Once upon a time, there lived a children’s clothing brand called Garanimals. The concept of this line of matching separates was simple yet genius. Each color-coordinated article of clothing had a sewn-in tag with a picture of an animal and a large number. Children, or their fashion-challenged parents, could learn to dress by pairing tops and bottoms having the same animal tag. Shopping for kids’ clothes was a piece of cake because the animal/number tag sewn inside was duplicated on a large outside hang tag visible from several feet away. Plus, the clothes were reasonably priced. For a childless favorite aunt/step-grandmother like me with an assortment of kids to buy for, Garanimals was a godsend. The brand weathered the 1970s and 1980s, declined some time in the ’90s, was resurrected in 2008, and is sold exclusively at Walmart.
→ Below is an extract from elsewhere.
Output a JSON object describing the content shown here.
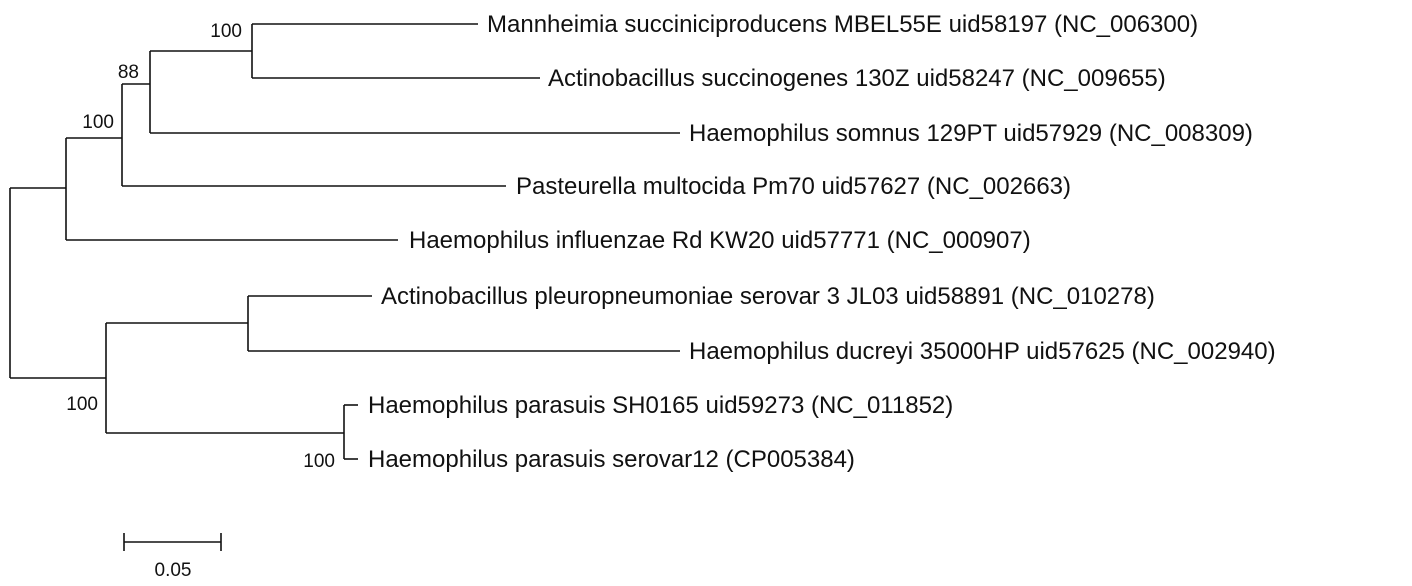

Now, I suppose I could end here, but I feel a little guilty after “cheating” with yesterday’s reblog. So I did a little research to see what else I could learn about Garanimals. Here’s what I found out:
- “Garanimal” has been used as a slang term for an adult who still dresses “matchy-matchy.”
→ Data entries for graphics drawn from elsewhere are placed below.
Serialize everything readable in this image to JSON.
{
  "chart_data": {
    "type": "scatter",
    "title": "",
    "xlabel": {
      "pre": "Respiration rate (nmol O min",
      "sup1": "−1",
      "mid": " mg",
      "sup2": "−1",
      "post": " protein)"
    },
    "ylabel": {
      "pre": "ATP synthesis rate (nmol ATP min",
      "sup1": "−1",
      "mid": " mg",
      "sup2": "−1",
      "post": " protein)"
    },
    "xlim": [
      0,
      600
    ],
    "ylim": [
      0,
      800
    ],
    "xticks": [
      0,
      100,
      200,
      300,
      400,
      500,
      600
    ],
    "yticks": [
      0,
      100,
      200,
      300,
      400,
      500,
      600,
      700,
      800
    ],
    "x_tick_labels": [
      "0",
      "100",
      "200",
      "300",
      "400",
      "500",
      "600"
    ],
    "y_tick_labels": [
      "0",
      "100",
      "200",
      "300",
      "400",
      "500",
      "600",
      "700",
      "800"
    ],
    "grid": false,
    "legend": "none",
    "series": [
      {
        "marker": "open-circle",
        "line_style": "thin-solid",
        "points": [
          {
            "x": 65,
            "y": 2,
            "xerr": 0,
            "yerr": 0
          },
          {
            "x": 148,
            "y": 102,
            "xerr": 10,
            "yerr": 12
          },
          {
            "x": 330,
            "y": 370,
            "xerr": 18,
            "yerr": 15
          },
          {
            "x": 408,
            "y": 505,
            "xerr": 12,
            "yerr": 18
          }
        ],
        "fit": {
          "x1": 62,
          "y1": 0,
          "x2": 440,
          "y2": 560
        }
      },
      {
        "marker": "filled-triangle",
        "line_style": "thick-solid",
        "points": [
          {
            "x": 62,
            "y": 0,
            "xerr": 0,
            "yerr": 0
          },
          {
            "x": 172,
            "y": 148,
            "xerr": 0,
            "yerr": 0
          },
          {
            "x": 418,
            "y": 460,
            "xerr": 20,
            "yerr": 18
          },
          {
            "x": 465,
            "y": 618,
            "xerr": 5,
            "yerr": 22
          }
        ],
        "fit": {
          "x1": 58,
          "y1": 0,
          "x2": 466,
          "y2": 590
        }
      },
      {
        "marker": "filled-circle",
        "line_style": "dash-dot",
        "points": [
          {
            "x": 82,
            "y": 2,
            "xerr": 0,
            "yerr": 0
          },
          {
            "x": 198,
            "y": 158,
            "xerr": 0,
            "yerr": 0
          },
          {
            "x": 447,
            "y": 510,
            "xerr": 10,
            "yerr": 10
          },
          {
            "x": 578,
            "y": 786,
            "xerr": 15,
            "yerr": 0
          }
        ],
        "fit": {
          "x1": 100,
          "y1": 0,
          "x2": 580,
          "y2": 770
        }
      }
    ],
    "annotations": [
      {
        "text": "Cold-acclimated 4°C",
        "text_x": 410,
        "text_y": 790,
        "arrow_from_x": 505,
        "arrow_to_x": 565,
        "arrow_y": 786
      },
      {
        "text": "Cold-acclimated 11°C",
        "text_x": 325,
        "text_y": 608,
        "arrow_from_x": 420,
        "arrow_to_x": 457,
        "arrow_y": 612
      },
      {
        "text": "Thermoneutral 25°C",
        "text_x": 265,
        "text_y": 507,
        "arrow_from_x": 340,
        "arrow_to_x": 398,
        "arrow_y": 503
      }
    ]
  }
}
- Novice roadies have also been called garanimals. (Roadies are the people who do the heavy lifting backstage at rock concerts.)
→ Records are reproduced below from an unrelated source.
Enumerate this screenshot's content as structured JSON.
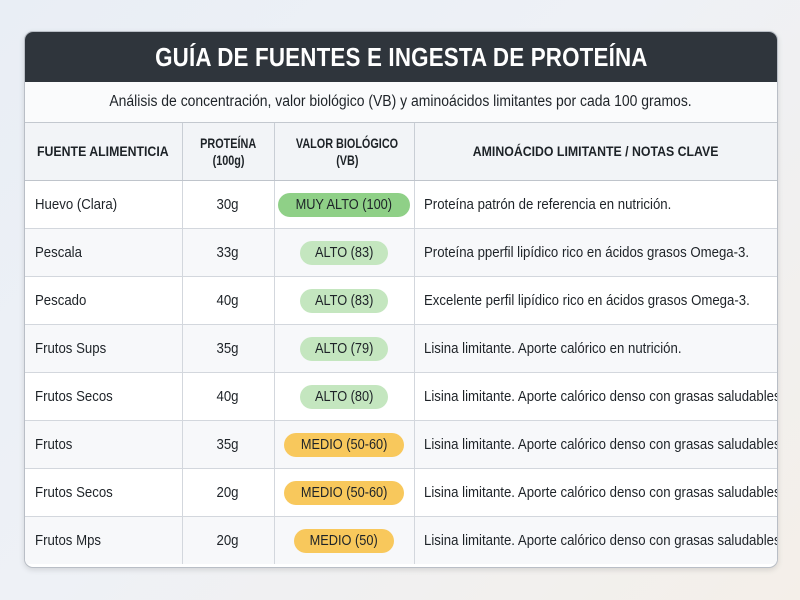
{
  "title": "GUÍA DE FUENTES E INGESTA DE PROTEÍNA",
  "subtitle": "Análisis de concentración, valor biológico (VB) y aminoácidos limitantes por cada 100 gramos.",
  "headers": {
    "food": "FUENTE ALIMENTICIA",
    "protein_line1": "PROTEÍNA",
    "protein_line2": "(100g)",
    "vb_line1": "VALOR BIOLÓGICO",
    "vb_line2": "(VB)",
    "notes": "AMINOÁCIDO LIMITANTE / NOTAS CLAVE"
  },
  "rows": [
    {
      "food": "Huevo (Clara)",
      "protein": "30g",
      "vb": "MUY ALTO (100)",
      "level": "hi",
      "note": "Proteína patrón de referencia en nutrición."
    },
    {
      "food": "Pescala",
      "protein": "33g",
      "vb": "ALTO (83)",
      "level": "al",
      "note": "Proteína pperfil lipídico rico en ácidos grasos Omega-3."
    },
    {
      "food": "Pescado",
      "protein": "40g",
      "vb": "ALTO (83)",
      "level": "al",
      "note": "Excelente perfil lipídico rico en ácidos grasos Omega-3."
    },
    {
      "food": "Frutos Sups",
      "protein": "35g",
      "vb": "ALTO (79)",
      "level": "al",
      "note": "Lisina limitante. Aporte calórico en nutrición."
    },
    {
      "food": "Frutos Secos",
      "protein": "40g",
      "vb": "ALTO (80)",
      "level": "al",
      "note": "Lisina limitante. Aporte calórico denso con grasas saludables."
    },
    {
      "food": "Frutos",
      "protein": "35g",
      "vb": "MEDIO (50-60)",
      "level": "me",
      "note": "Lisina limitante. Aporte calórico denso con grasas saludables."
    },
    {
      "food": "Frutos Secos",
      "protein": "20g",
      "vb": "MEDIO (50-60)",
      "level": "me",
      "note": "Lisina limitante. Aporte calórico denso con grasas saludables."
    },
    {
      "food": "Frutos Mps",
      "protein": "20g",
      "vb": "MEDIO (50)",
      "level": "me",
      "note": "Lisina limitante. Aporte calórico denso con grasas saludables."
    }
  ],
  "colors": {
    "title_bg": "#2f353c",
    "badge_very_high": "#8fd087",
    "badge_high": "#c4e6bf",
    "badge_medium": "#f8c85c"
  }
}
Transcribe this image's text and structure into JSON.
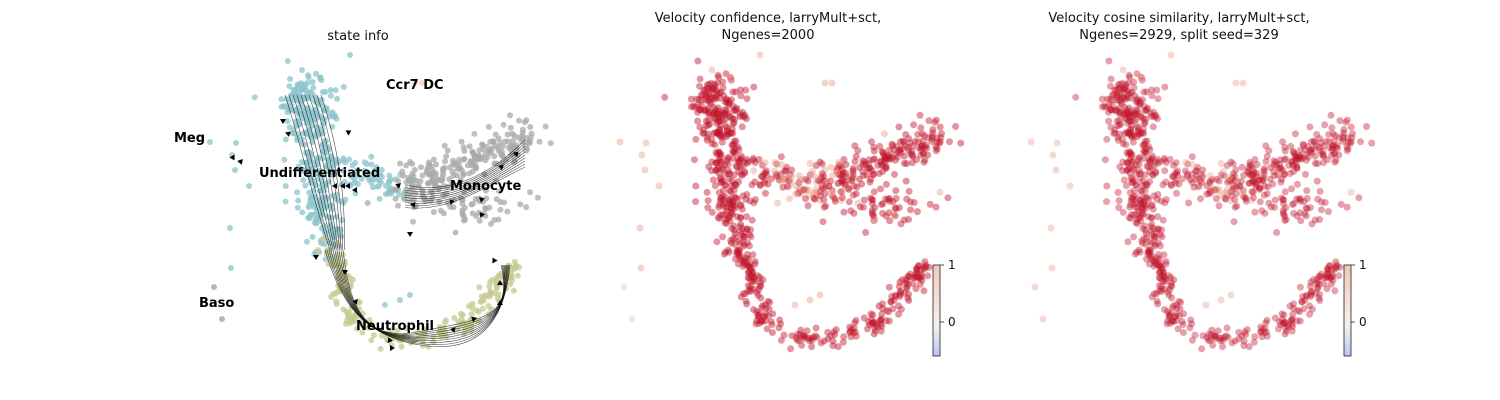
{
  "panels": [
    {
      "title_lines": [
        "state info"
      ],
      "cluster_labels": [
        {
          "text": "Meg"
        },
        {
          "text": "Ccr7 DC"
        },
        {
          "text": "Undifferentiated"
        },
        {
          "text": "Monocyte"
        },
        {
          "text": "Baso"
        },
        {
          "text": "Neutrophil"
        }
      ]
    },
    {
      "title_lines": [
        "Velocity confidence, larryMult+sct,",
        "Ngenes=2000"
      ],
      "colorbar": {
        "ticks": [
          "1",
          "0"
        ]
      }
    },
    {
      "title_lines": [
        "Velocity cosine similarity, larryMult+sct,",
        "Ngenes=2929, split seed=329"
      ],
      "colorbar": {
        "ticks": [
          "1",
          "0"
        ]
      }
    }
  ],
  "colors": {
    "undifferentiated": "#8ec4cc",
    "monocyte": "#a9a9a9",
    "neutrophil": "#c5c98f",
    "baso": "#8aa3b5",
    "ccr7dc": "#f4c9b0",
    "high": "#c0152a",
    "mid": "#e8a08a",
    "low": "#c6cdf0"
  },
  "chart_data": [
    {
      "type": "scatter",
      "subtype": "embedding with velocity streamlines",
      "title": "state info",
      "categories": [
        "Undifferentiated",
        "Monocyte",
        "Neutrophil",
        "Meg",
        "Baso",
        "Ccr7 DC"
      ],
      "axes": "hidden",
      "grid": false
    },
    {
      "type": "scatter",
      "title": "Velocity confidence, larryMult+sct, Ngenes=2000",
      "color_value": "velocity confidence",
      "colorbar_range": [
        -0.5,
        1
      ],
      "colorbar_ticks": [
        1,
        0
      ],
      "axes": "hidden",
      "grid": false
    },
    {
      "type": "scatter",
      "title": "Velocity cosine similarity, larryMult+sct, Ngenes=2929, split seed=329",
      "color_value": "velocity cosine similarity",
      "colorbar_range": [
        -0.5,
        1
      ],
      "colorbar_ticks": [
        1,
        0
      ],
      "axes": "hidden",
      "grid": false
    }
  ]
}
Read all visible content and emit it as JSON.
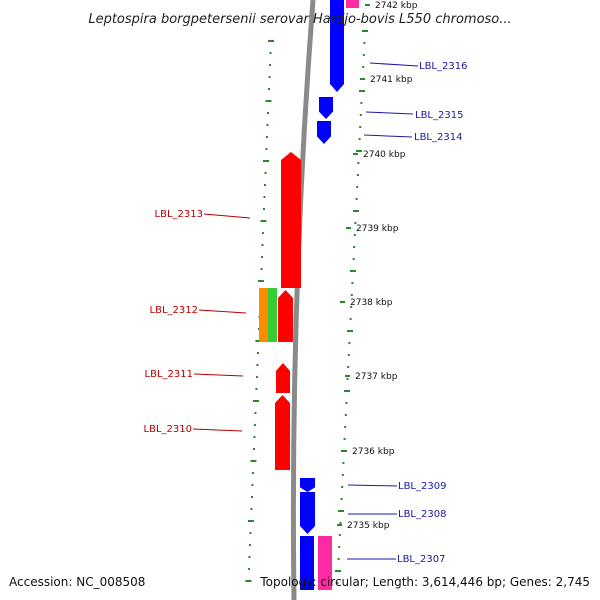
{
  "title": "Leptospira borgpetersenii serovar Hardjo-bovis L550 chromoso...",
  "accession": "Accession: NC_008508",
  "topology": "Topology: circular; Length: 3,614,446 bp; Genes: 2,745",
  "colors": {
    "forward_label": "#1a1aa6",
    "reverse_label": "#b50000",
    "forward_cds": "#0000ff",
    "reverse_cds": "#ff0000",
    "pink_feature": "#ff2ba3",
    "orange_feature": "#ff8c00",
    "green_feature": "#33cc33",
    "backbone": "#8a8a8a",
    "gc_ticks": "#2a8a2a"
  },
  "ticks": [
    {
      "label": "2742 kbp",
      "kbp": 2742
    },
    {
      "label": "2741 kbp",
      "kbp": 2741
    },
    {
      "label": "2740 kbp",
      "kbp": 2740
    },
    {
      "label": "2739 kbp",
      "kbp": 2739
    },
    {
      "label": "2738 kbp",
      "kbp": 2738
    },
    {
      "label": "2737 kbp",
      "kbp": 2737
    },
    {
      "label": "2736 kbp",
      "kbp": 2736
    },
    {
      "label": "2735 kbp",
      "kbp": 2735
    }
  ],
  "genes": [
    {
      "label": "LBL_2316",
      "strand": "forward"
    },
    {
      "label": "LBL_2315",
      "strand": "forward"
    },
    {
      "label": "LBL_2314",
      "strand": "forward"
    },
    {
      "label": "LBL_2313",
      "strand": "reverse"
    },
    {
      "label": "LBL_2312",
      "strand": "reverse"
    },
    {
      "label": "LBL_2311",
      "strand": "reverse"
    },
    {
      "label": "LBL_2310",
      "strand": "reverse"
    },
    {
      "label": "LBL_2309",
      "strand": "forward"
    },
    {
      "label": "LBL_2308",
      "strand": "forward"
    },
    {
      "label": "LBL_2307",
      "strand": "forward"
    }
  ]
}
- Kids who grew up dressing with Garanimals yearn for the good old days, wishing someone would make Garanimals for adults.
- One of those wistful kids has a Pinterest site called “Garanimals for Adults — Capsule Wardrobes.” Wikipedia defines a capsule wardrobe as a “small collection of garments designed to be worn together which harmonize[s] in color and line.” Doesn’t that sound just like Garanimals?
- (Saving the best for last) “Garanimal” is a marijuana strain touted for its ability to deal with symptoms of anxiety and stress.